1 Odisee - University of Applied Sciences (BELGIUM)
2 Antwerp University / Odisee - University of Applied Sciences (BELGIUM)
About this paper:
Appears in: ICERI2022 Proceedings
Publication year: 2022
Pages: 1424-1431
ISBN: 978-84-09-45476-1
ISSN: 2340-1095
doi: 10.21125/iceri.2022.0380
Conference name: 15th annual International Conference of Education, Research and Innovation
Dates: 7-9 November, 2022
Location: Seville, Spain
Research aim:
Critical thinking is a key skill for secondary school students to master. Especially in times of fake news and populism, one particularly interesting dimension of critical thinking focuses on questioning epistemological assumptions. How can teachers stimulate reflection about the validity and reliability of knowledge among students? In this project, a teaching method is developed aiming to stimulate students’ critical thinking about knowledge through dialogue, focusing on the context of both history and science education. Dialogue appears to be a relevant instrument for generating critical thinking: dialogue exposes students to their own thinking as well as it encourages young people to argue with each other. However, guiding a dialogue between students can be challenging for teachers who are often more familiar with providing insights as a knowledge authority than generating reflection as a dialogue facilitator.

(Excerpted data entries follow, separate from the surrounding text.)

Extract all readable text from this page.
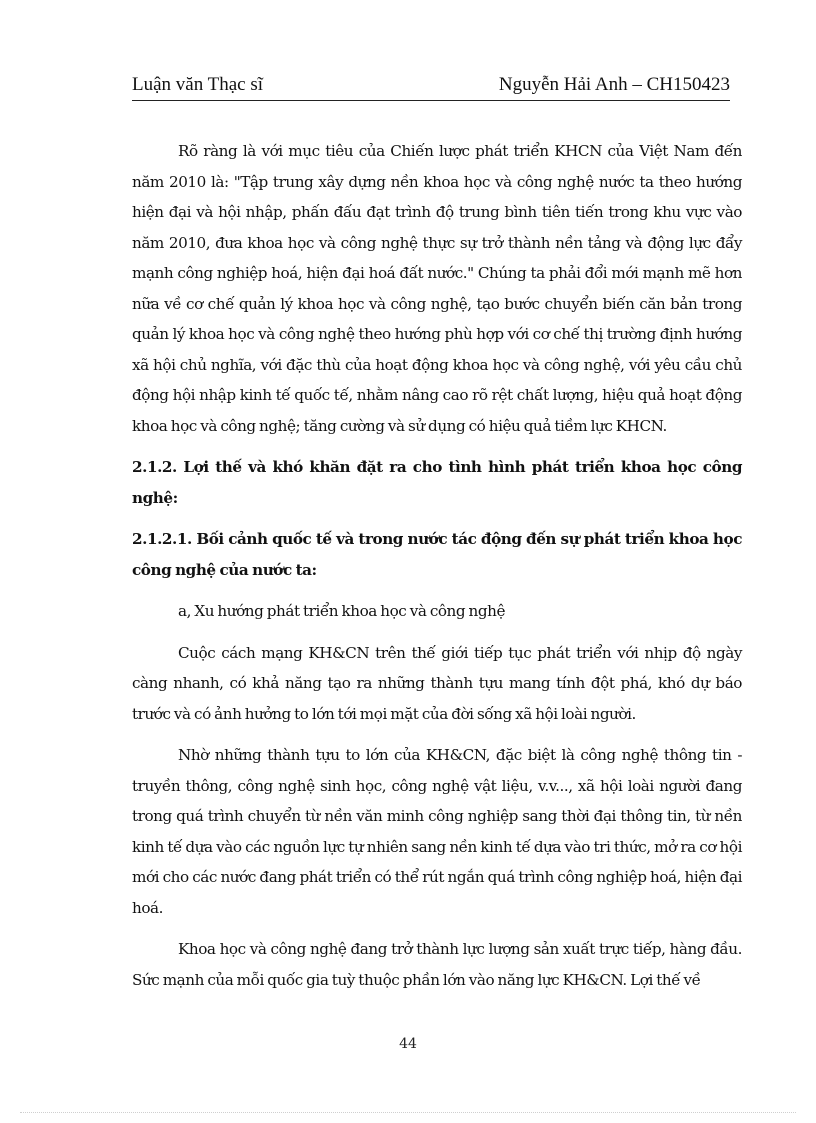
Luận văn Thạc sĩ	Nguyễn Hải Anh – CH150423

Rõ ràng là với mục tiêu của Chiến lược phát triển KHCN của Việt Nam đến năm 2010 là: "Tập trung xây dựng nền khoa học và công nghệ nước ta theo hướng hiện đại và hội nhập, phấn đấu đạt trình độ trung bình tiên tiến trong khu vực vào năm 2010, đưa khoa học và công nghệ thực sự trở thành nền tảng và động lực đẩy mạnh công nghiệp hoá, hiện đại hoá đất nước." Chúng ta phải đổi mới mạnh mẽ hơn nữa về cơ chế quản lý khoa học và công nghệ, tạo bước chuyển biến căn bản trong quản lý khoa học và công nghệ theo hướng phù hợp với cơ chế thị trường định hướng xã hội chủ nghĩa, với đặc thù của hoạt động khoa học và công nghệ, với yêu cầu chủ động hội nhập kinh tế quốc tế, nhằm nâng cao rõ rệt chất lượng, hiệu quả hoạt động khoa học và công nghệ; tăng cường và sử dụng có hiệu quả tiềm lực KHCN.

2.1.2. Lợi thế và khó khăn đặt ra cho tình hình phát triển khoa học công nghệ:

2.1.2.1. Bối cảnh quốc tế và trong nước tác động đến sự phát triển khoa học công nghệ của nước ta:

a, Xu hướng phát triển khoa học và công nghệ

Cuộc cách mạng KH&CN trên thế giới tiếp tục phát triển với nhịp độ ngày càng nhanh, có khả năng tạo ra những thành tựu mang tính đột phá, khó dự báo trước và có ảnh hưởng to lớn tới mọi mặt của đời sống xã hội loài người.

Nhờ những thành tựu to lớn của KH&CN, đặc biệt là công nghệ thông tin - truyền thông, công nghệ sinh học, công nghệ vật liệu, v.v..., xã hội loài người đang trong quá trình chuyển từ nền văn minh công nghiệp sang thời đại thông tin, từ nền kinh tế dựa vào các nguồn lực tự nhiên sang nền kinh tế dựa vào tri thức, mở ra cơ hội mới cho các nước đang phát triển có thể rút ngắn quá trình công nghiệp hoá, hiện đại hoá.

Khoa học và công nghệ đang trở thành lực lượng sản xuất trực tiếp, hàng đầu. Sức mạnh của mỗi quốc gia tuỳ thuộc phần lớn vào năng lực KH&CN. Lợi thế về

44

Research questions and design:
Following the principles of education-design research, the teaching method with learning material is developed, evaluated and adjusted in consecutive cycles in cooperation with a professional learning community (2021-2024). The didactic material is being evaluated in secondary schools (9th-10th grade) as well as in teacher training programs. Specifically, the project aims to determine the design criteria for the method in order to stimulate students’ critical thinking about knowledge and reliability (RQ1) as well as the contextual factors that hinder of facilitate the successful implementation of the teaching method, including the attitude of teachers towards the method (RQ2). The goal is also to capture how the method stimulates students’ critical thinking (RQ3). Currently, the prototype of the teaching material has been developed and try-outs have been executed. Interviews with students and (aspiring-) teachers as well as observations in the classroom were conducted. To further capture how the method stimulates different kinds of critical thinking in both subjects, dialogues of students will be explored and categorized in the next academic year.

Results and conclusion:
Students and (aspiring-) teachers were enthusiastic about the method. The qualitative data pointed out how dialogue activities can expose the presuppositions about knowledge within science/history. To do so, the learning material must transform these abstract ideas into concrete learning material that makes the thinking of students visible. Every lesson is − in fact − a lesson about knowledge, but the link has to be made explicit. Interestingly, students react differently to the applicability of the dialogical method in the science and history class, exposing differing prevailing assumptions about historic and scientific knowledge (such as, doubt is inherent to history, but has no place in science). However, strong assumptions about science makes it harder to deal with fake news and conflicting views in the media. Teachers’ embodiment of science could play a crucial role in these assumptions of students. For example, the element of allowing doubt in class was met with some resistance among teachers, while doubt is part of an investigative attitude among students and inherent to the nature of science. Therefore, it is vital to work on the teachers’ insight into reliable knowledge. Teachers indicated to be interested in hands-on material as well as training to ask the right questions and guide learning activities.
Critical thinking, history, science, dialogue, teaching method.